SEC warns RIAs over cash-sweep disclosures amid lawsuits

The SEC told registered investment advisers to prioritize clients when managing cash-sweep programs, citing disclosure failures and fiduciary duty concerns as lawsuits target dozens of firms.
The SEC’s Division of Examinations issued a risk alert on Tuesday instructing registered investment advisers to put clients first when handling cash-sweep programs, citing failures to disclose conflicts and to meet fiduciary duties as dozens of firms face litigation.
Examination staff reported advisers frequently did not fully and fairly disclose fees, expenses and conflicts tied to recommendations of cash management vehicles. The alert highlighted practices that reduce client returns, including routing uninvested cash to partner banks or outside custodians without clearly explaining the revenue the adviser received, and applying asset-management fees that lowered expected interest for clients.

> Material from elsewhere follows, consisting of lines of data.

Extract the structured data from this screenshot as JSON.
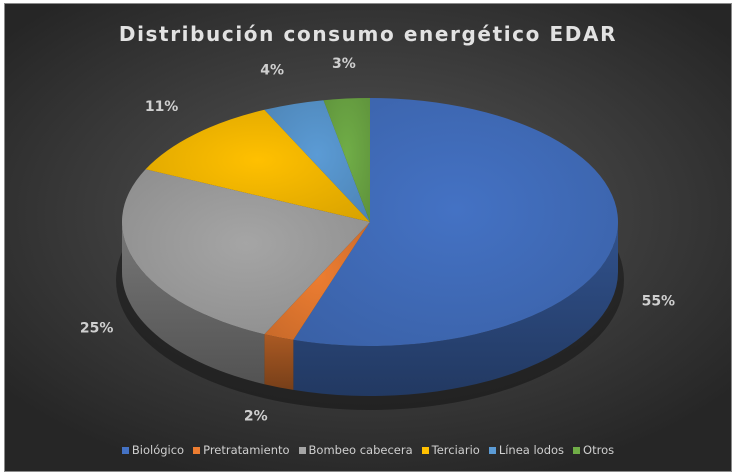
{
  "chart_data": {
    "type": "pie",
    "title": "Distribución consumo energético EDAR",
    "categories": [
      "Biológico",
      "Pretratamiento",
      "Bombeo cabecera",
      "Terciario",
      "Línea lodos",
      "Otros"
    ],
    "values": [
      55,
      2,
      25,
      11,
      4,
      3
    ],
    "data_labels": [
      "55%",
      "2%",
      "25%",
      "11%",
      "4%",
      "3%"
    ],
    "colors": [
      "#4472C4",
      "#ED7D31",
      "#A5A5A5",
      "#FFC000",
      "#5B9BD5",
      "#70AD47"
    ],
    "legend_position": "bottom",
    "style": "3d"
  }
}
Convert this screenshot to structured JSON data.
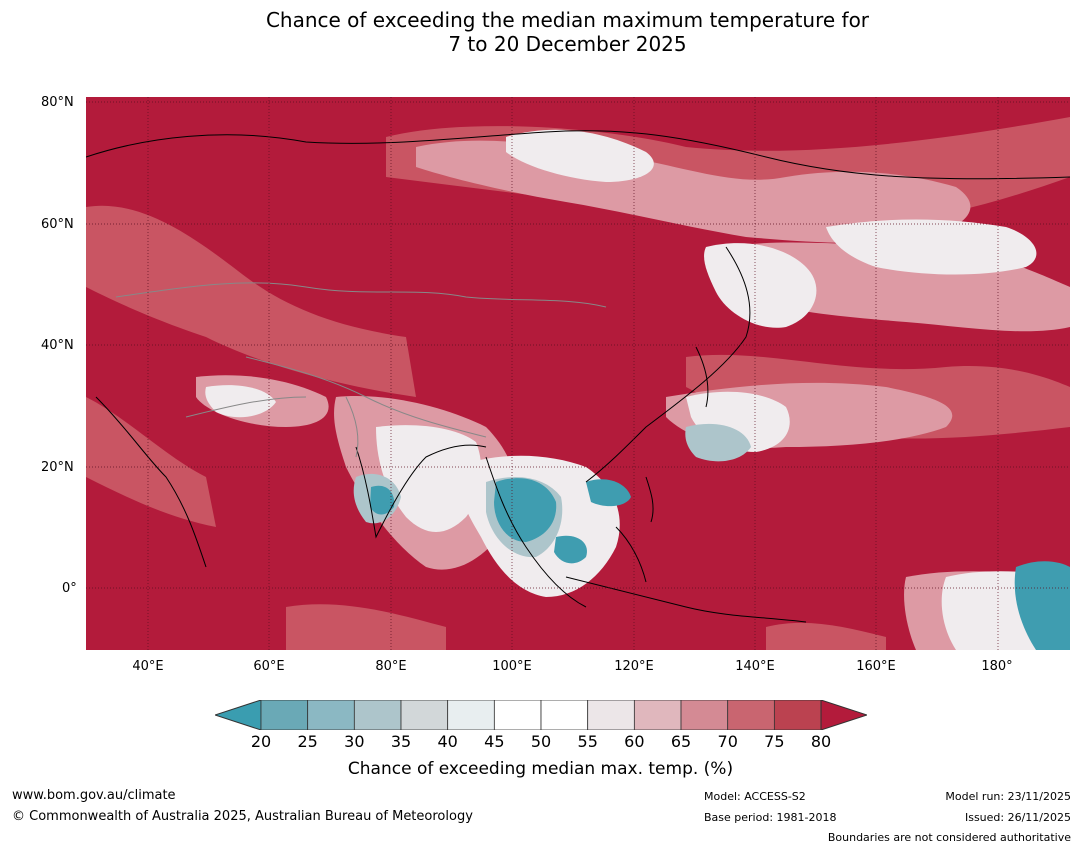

The SEC said at least 35 brokerages have been named in private lawsuits over sweep arrangements. A complaint filed this week against Janney Montgomery Scott alleges the firm kept customer crediting rates low while increasing the share of interest it retained as market rates rose. Janney responded that it believes its program was appropriately designed and disclosed and plans to defend the claims.
Regulatory and private settlements have produced multi-million-dollar payments. Oppenheimer agreed to pay $70 million to resolve investor claims. Wells Fargo and Merrill paid a combined $60 million to the SEC in January to settle sweep-related allegations. Independent broker-dealer Osaic agreed to a $5.1 million settlement with FINRA.
The alert also cited failures to disclose revenue received for steering clients into specific mutual fund share classes and other products that generate payments to the firm. Examiners found instances where lower-cost share classes were available but not used because they would have reduced adviser revenue. The notice identified shortcomings in Form ADV annual disclosures and cases where firms charged fees inconsistent with their stated practices, including fees on inactive accounts that received no supervisory or management services.
A footnote in the alert states that disclosure and client consent do not automatically satisfy an adviser’s duty to act in the client’s best interest. Valerie Mirko, head of securities regulation and litigation at Armstrong Teasdale, noted the footnote invokes the duty of care, which requires advisers to make recommendations appropriate for individual clients.
Alan Rosca, a lawyer pursuing sweep claims, argued that advisers cannot meet best-interest duties by burying important information in lengthy disclosures and urged that swept cash be placed in products that benefit clients. Lori Weston, head of compliance at STP Investment Services, described the alert as a prompt for advisers to review cash sweep practices and select cash management vehicles without regard to revenue-sharing arrangements.
The SEC uses risk alerts to flag recurring compliance issues found during exams and to guide firms away from potential enforcement actions. The latest notice outlines areas where regulators will continue to scrutinize how advisers handle client cash and disclose related revenue.